Laser line scanning thermography for surface breaking crack detection : modeling and experimental study

Abstract

Crack detection in metallic samples at high surface temperature, hostile and hazardous environments, etc. is a challenging situation in any manufacturing industries. Most of the present NDE methods are suitable only for lower surface temperatures, especially at room temperature. In this situation, we need a fast and non-contact NDT method which can be applied even in high sample surface temperature. Laser thermography is one of the techniques having a high potential in non-contact inspection. As a preliminary investigation, in this article, we have studied the potentiality of laser line thermography in crack detection at room temperature. In laser line thermography, a continuous wave (CW) laser is used to generate a laser line, which in turn is used to scan the metal surface. The heat distribution over the sample surface is recorded by an infrared thermal (IR) camera. Two different approaches are reported in this work. Firstly, a stationary laser line source and its interaction with cracks; secondly, moving laser line source scanning over a surface with crack.

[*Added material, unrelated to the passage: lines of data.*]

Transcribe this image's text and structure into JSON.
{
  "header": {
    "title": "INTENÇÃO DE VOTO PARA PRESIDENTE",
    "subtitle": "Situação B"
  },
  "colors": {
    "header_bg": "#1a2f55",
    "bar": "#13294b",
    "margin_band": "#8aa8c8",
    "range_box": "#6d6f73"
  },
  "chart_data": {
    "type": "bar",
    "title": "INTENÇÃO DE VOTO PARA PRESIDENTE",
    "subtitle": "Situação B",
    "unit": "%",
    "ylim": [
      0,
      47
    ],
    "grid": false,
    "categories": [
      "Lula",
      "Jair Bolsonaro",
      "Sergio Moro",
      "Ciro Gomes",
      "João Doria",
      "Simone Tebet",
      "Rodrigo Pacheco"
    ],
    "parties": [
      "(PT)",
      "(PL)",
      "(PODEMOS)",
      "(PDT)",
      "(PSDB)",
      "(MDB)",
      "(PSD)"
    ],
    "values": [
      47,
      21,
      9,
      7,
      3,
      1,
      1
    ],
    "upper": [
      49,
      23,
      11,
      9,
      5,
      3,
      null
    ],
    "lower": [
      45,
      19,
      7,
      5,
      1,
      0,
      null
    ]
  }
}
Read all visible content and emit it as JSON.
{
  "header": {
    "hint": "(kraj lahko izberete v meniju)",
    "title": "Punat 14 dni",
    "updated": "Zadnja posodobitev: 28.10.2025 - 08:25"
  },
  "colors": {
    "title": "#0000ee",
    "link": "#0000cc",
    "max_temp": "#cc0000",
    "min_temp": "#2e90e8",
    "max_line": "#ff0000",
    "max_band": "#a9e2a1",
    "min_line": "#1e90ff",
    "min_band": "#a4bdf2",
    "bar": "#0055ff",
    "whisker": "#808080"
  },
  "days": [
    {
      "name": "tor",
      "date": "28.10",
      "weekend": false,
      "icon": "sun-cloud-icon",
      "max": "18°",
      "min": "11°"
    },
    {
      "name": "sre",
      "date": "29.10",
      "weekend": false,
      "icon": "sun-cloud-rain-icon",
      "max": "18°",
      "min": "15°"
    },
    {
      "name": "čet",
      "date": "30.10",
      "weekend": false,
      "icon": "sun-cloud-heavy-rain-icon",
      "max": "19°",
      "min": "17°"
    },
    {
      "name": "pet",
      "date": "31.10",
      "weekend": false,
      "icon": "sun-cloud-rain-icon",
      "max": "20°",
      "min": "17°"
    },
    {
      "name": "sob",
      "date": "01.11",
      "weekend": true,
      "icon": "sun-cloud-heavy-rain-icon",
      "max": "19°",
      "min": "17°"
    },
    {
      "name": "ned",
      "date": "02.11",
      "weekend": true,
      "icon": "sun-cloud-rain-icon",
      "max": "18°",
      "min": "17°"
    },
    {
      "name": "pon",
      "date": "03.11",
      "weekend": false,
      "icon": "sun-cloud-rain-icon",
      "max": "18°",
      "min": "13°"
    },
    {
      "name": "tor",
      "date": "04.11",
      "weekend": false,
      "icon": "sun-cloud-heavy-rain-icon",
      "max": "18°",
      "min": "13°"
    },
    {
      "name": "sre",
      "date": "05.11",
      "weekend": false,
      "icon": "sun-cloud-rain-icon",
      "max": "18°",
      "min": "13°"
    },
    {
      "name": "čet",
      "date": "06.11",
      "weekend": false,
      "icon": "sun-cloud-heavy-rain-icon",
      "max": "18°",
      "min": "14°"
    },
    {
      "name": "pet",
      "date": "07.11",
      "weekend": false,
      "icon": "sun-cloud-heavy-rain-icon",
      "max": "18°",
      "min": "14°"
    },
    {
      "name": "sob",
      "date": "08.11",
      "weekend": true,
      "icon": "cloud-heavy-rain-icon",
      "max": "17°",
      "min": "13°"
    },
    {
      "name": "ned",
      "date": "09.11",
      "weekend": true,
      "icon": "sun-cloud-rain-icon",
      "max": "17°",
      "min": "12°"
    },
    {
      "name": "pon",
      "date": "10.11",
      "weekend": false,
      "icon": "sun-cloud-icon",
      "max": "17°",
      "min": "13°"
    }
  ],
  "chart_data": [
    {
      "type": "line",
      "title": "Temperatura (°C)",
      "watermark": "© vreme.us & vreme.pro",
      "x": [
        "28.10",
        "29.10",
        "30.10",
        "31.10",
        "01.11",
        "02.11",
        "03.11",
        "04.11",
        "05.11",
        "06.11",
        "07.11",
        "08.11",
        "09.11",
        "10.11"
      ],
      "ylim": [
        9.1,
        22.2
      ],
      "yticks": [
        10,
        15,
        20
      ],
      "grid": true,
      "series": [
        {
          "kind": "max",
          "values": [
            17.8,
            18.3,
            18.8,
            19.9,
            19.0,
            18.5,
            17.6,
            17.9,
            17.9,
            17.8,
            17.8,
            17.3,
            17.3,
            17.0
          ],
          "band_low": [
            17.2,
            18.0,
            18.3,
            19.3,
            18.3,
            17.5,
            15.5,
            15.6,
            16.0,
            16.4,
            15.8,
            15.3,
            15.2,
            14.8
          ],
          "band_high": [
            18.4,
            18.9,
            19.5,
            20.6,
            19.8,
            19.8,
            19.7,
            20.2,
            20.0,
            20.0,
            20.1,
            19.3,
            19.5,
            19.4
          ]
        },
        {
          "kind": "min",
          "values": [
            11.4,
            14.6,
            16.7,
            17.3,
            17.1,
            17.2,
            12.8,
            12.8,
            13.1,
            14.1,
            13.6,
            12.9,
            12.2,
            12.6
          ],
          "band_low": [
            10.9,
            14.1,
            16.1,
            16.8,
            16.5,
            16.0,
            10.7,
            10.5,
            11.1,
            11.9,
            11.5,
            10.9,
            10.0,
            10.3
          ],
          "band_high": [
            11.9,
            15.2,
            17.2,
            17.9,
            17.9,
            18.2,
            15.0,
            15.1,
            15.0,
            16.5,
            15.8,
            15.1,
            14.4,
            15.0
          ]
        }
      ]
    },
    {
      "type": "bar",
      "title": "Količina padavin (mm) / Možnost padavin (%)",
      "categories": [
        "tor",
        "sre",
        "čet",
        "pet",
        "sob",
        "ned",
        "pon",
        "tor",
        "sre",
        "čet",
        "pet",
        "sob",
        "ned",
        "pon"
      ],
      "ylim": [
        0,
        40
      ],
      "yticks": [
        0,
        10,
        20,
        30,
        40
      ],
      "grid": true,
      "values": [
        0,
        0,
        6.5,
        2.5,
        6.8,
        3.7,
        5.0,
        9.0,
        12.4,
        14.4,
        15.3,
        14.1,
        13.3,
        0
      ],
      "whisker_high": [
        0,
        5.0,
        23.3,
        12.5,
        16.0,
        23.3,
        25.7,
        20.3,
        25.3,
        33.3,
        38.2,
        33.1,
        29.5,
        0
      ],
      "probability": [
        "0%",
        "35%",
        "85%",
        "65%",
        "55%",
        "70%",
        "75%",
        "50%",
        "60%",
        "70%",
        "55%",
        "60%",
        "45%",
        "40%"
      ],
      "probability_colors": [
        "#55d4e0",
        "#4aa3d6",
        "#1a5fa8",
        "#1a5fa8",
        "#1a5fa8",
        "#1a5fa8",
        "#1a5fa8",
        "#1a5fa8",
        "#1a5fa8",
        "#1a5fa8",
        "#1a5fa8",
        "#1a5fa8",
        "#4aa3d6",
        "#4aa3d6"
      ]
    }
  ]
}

When the distance between crack centre to laser line centre increases, crack detectability will decrease; and when laser power increases, crack detectability will increase. A dedicated image processing algorithm was developed to improve the detectability of the cracks. To understand the heat transfer phenomenon, a simplified 3D model for laser thermography was developed for the heat distribution during laser heating and was validated with experimental results. Defects were incorporated as a thermally thin resistive layer (TTRL) in numerical modeling, and the effect of TTRL in heat conduction is compared with experimental results.